Historically, finding political bias in media, for example, is regarded as a job for natural language processing (NLP)—essentially, the analysis and processing of text. A subfield of artificial intelligence (AI), NLP, aims to create algorithms that can imitate human intellect. Machine learning (ML), which involves training computers to learn from experience, is frequently regarded as a subfield and technique of AI and creating AI systems. An NLP model is commonly used to predict political prejudice, for example, using ML.

To build a successful machine learning model, you need a pre/labeled dataset with the inputs and outputs required. With regards to detecting media bias this would involve the text and bias values. MIT recently conducted a study involving 3,078,624 articles from 100 media news sources.


Interestingly, when looking into the MIT study, it became clear that NLP analysis posed several issues with the data analysis. One of the biggest problems came from picking up on phrases that could be taken out of context. Usually, the reader of either a left-leaning or right-leaning publication would be expected to take certain phrases positively or negatively. The clearest example MIT cited was the phrase ‘defund the police’, where it could easily feature on either end of the political spectrum but would need context to be an indicator of political stance.

The general conclusion from various studies is that news is generally biased towards bad news. The classic adage that states: ‘The front page of the newspaper features the worst news from the day's events throughout the world’ is largely true. Brutal murders, pandemics, natural disasters, and corruption are all deemed the most newsworthy items. Any left-right political prejudice pales in comparison to this general negative bias.

New Developments Paving the Way for Better Analysis

There is still room for improvement, but many companies have been making great strides in identifying media bias. The Bipartisan Press recently tested various NLP models and found that Facebook’s RoBERTa was one of the most effective models currently available. It was born out of Google’s Bidirectional Encoder Representations from Transformers (BERT), where it trains the system to anticipate purposefully hidden content inside samples of unannotated language.


The Bipartisan Press astonishingly found that both of these models could classify bias by website domain. For instance, they were able to correctly suggest that Fox News and the Washington Examiner leaned to the right, whereas CNN and the New York Times leaned to the left. However, as with MIT’s analysis, there were some issues—both models were not able to recognize ideologically-charged phrases such as “we need more gun control”. Furthermore, some bias values were attributed purely to the mention of names such as Clinton or Trump.

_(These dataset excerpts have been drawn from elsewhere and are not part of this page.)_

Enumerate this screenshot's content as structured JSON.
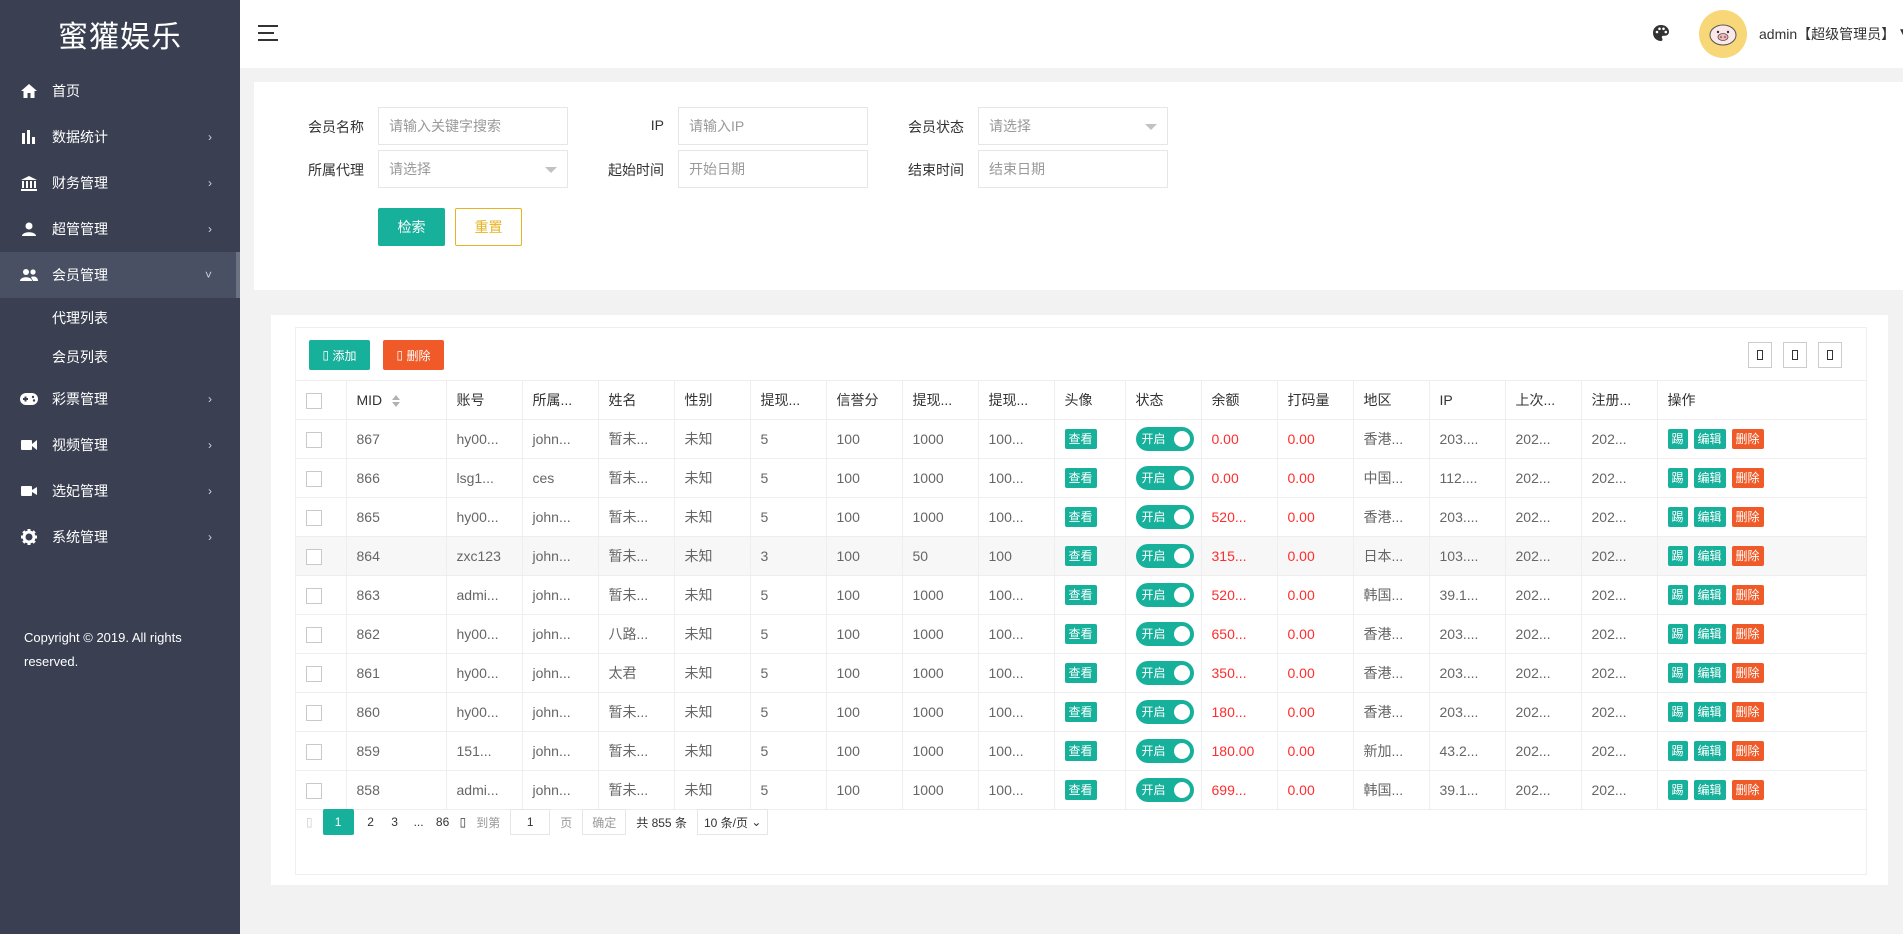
{
  "app_title": "蜜獾娱乐",
  "sidebar": {
    "items": [
      {
        "label": "首页",
        "icon": "home-icon",
        "has_arrow": false
      },
      {
        "label": "数据统计",
        "icon": "bar-chart-icon",
        "has_arrow": true
      },
      {
        "label": "财务管理",
        "icon": "bank-icon",
        "has_arrow": true
      },
      {
        "label": "超管管理",
        "icon": "user-icon",
        "has_arrow": true
      },
      {
        "label": "会员管理",
        "icon": "users-icon",
        "has_arrow": true,
        "active": true
      },
      {
        "label": "彩票管理",
        "icon": "gamepad-icon",
        "has_arrow": true
      },
      {
        "label": "视频管理",
        "icon": "video-icon",
        "has_arrow": true
      },
      {
        "label": "选妃管理",
        "icon": "camera-icon",
        "has_arrow": true
      },
      {
        "label": "系统管理",
        "icon": "gear-icon",
        "has_arrow": true
      }
    ],
    "sub_items": [
      "代理列表",
      "会员列表"
    ],
    "copyright": "Copyright © 2019. All rights reserved."
  },
  "header": {
    "user_name": "admin【超级管理员】"
  },
  "search": {
    "member_name_label": "会员名称",
    "member_name_placeholder": "请输入关键字搜索",
    "ip_label": "IP",
    "ip_placeholder": "请输入IP",
    "status_label": "会员状态",
    "status_placeholder": "请选择",
    "agent_label": "所属代理",
    "agent_placeholder": "请选择",
    "start_label": "起始时间",
    "start_placeholder": "开始日期",
    "end_label": "结束时间",
    "end_placeholder": "结束日期",
    "search_button": "检索",
    "reset_button": "重置"
  },
  "toolbar": {
    "add_label": "添加",
    "delete_label": "删除"
  },
  "table": {
    "headers": [
      "MID",
      "账号",
      "所属...",
      "姓名",
      "性别",
      "提现...",
      "信誉分",
      "提现...",
      "提现...",
      "头像",
      "状态",
      "余额",
      "打码量",
      "地区",
      "IP",
      "上次...",
      "注册...",
      "操作"
    ],
    "view_label": "查看",
    "switch_label": "开启",
    "op_labels": [
      "踢",
      "编辑",
      "删除"
    ],
    "rows": [
      [
        "867",
        "hy00...",
        "john...",
        "暂未...",
        "未知",
        "5",
        "100",
        "1000",
        "100...",
        "0.00",
        "0.00",
        "香港...",
        "203....",
        "202...",
        "202..."
      ],
      [
        "866",
        "lsg1...",
        "ces",
        "暂未...",
        "未知",
        "5",
        "100",
        "1000",
        "100...",
        "0.00",
        "0.00",
        "中国...",
        "112....",
        "202...",
        "202..."
      ],
      [
        "865",
        "hy00...",
        "john...",
        "暂未...",
        "未知",
        "5",
        "100",
        "1000",
        "100...",
        "520...",
        "0.00",
        "香港...",
        "203....",
        "202...",
        "202..."
      ],
      [
        "864",
        "zxc123",
        "john...",
        "暂未...",
        "未知",
        "3",
        "100",
        "50",
        "100",
        "315...",
        "0.00",
        "日本...",
        "103....",
        "202...",
        "202..."
      ],
      [
        "863",
        "admi...",
        "john...",
        "暂未...",
        "未知",
        "5",
        "100",
        "1000",
        "100...",
        "520...",
        "0.00",
        "韩国...",
        "39.1...",
        "202...",
        "202..."
      ],
      [
        "862",
        "hy00...",
        "john...",
        "八路...",
        "未知",
        "5",
        "100",
        "1000",
        "100...",
        "650...",
        "0.00",
        "香港...",
        "203....",
        "202...",
        "202..."
      ],
      [
        "861",
        "hy00...",
        "john...",
        "太君",
        "未知",
        "5",
        "100",
        "1000",
        "100...",
        "350...",
        "0.00",
        "香港...",
        "203....",
        "202...",
        "202..."
      ],
      [
        "860",
        "hy00...",
        "john...",
        "暂未...",
        "未知",
        "5",
        "100",
        "1000",
        "100...",
        "180...",
        "0.00",
        "香港...",
        "203....",
        "202...",
        "202..."
      ],
      [
        "859",
        "151...",
        "john...",
        "暂未...",
        "未知",
        "5",
        "100",
        "1000",
        "100...",
        "180.00",
        "0.00",
        "新加...",
        "43.2...",
        "202...",
        "202..."
      ],
      [
        "858",
        "admi...",
        "john...",
        "暂未...",
        "未知",
        "5",
        "100",
        "1000",
        "100...",
        "699...",
        "0.00",
        "韩国...",
        "39.1...",
        "202...",
        "202..."
      ]
    ]
  },
  "pager": {
    "pages": [
      "1",
      "2",
      "3"
    ],
    "ellipsis": "...",
    "last_page": "86",
    "goto_label": "到第",
    "goto_value": "1",
    "page_unit": "页",
    "confirm_label": "确定",
    "total_label": "共 855 条",
    "page_size_label": "10 条/页"
  },
  "colors": {
    "sidebar_bg": "#3a4052",
    "accent": "#16b09b",
    "danger": "#f05a28",
    "warning": "#e6b422"
  }
}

There are now apps, such as NOOZ.AI and Ground.news, which can integrate opinion analysis (personal feelings, views, beliefs, or judgments in a journalist’s writing), sentiment analysis (a journalist’s positivity or negativity to the general news content or the specific topic they write about), and revision analysis (investigation on the evolution of a news story and its manipulation of opinion and sentiment over time). This has the potential to give a more comprehensive overview of media bias.


Organizations looking to promote clear and transparent media in the future should seek to increase the dataset. This should help to expose an ML model to a much broader range of topics, which would in turn increase accuracy in theory. The analysis could also be improved by filtering out content within newspapers and websites that isn’t relevant, such as adverts and other pieces of content which may not be related to news media whatsoever.

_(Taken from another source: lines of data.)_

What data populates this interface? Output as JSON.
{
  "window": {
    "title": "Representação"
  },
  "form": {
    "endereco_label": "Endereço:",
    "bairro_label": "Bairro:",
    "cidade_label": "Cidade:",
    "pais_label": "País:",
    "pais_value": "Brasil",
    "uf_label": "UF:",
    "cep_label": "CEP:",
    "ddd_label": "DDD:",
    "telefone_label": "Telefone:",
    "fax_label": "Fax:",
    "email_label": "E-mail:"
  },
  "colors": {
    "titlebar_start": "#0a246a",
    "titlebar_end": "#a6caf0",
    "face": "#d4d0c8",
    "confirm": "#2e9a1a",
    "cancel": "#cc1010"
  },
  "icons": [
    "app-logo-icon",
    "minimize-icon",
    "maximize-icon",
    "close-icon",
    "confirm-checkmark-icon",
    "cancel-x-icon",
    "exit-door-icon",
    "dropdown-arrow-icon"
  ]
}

Thanks to our unlimited access to social media and news websites, we are constantly aware of what is happening worldwide and can instantly respond to any event. However, not all of this information is impartial or even pertinent to our requirements. The speed with which events are reported leaves us with little time to scrutinize sources, exercise critical thought, or conduct thoughtful evaluation. This is why utilizing AI to identify bias is so crucial in society nowadays. Hopefully, we can continue holding journalists accountable and be better informed about the truth in the process.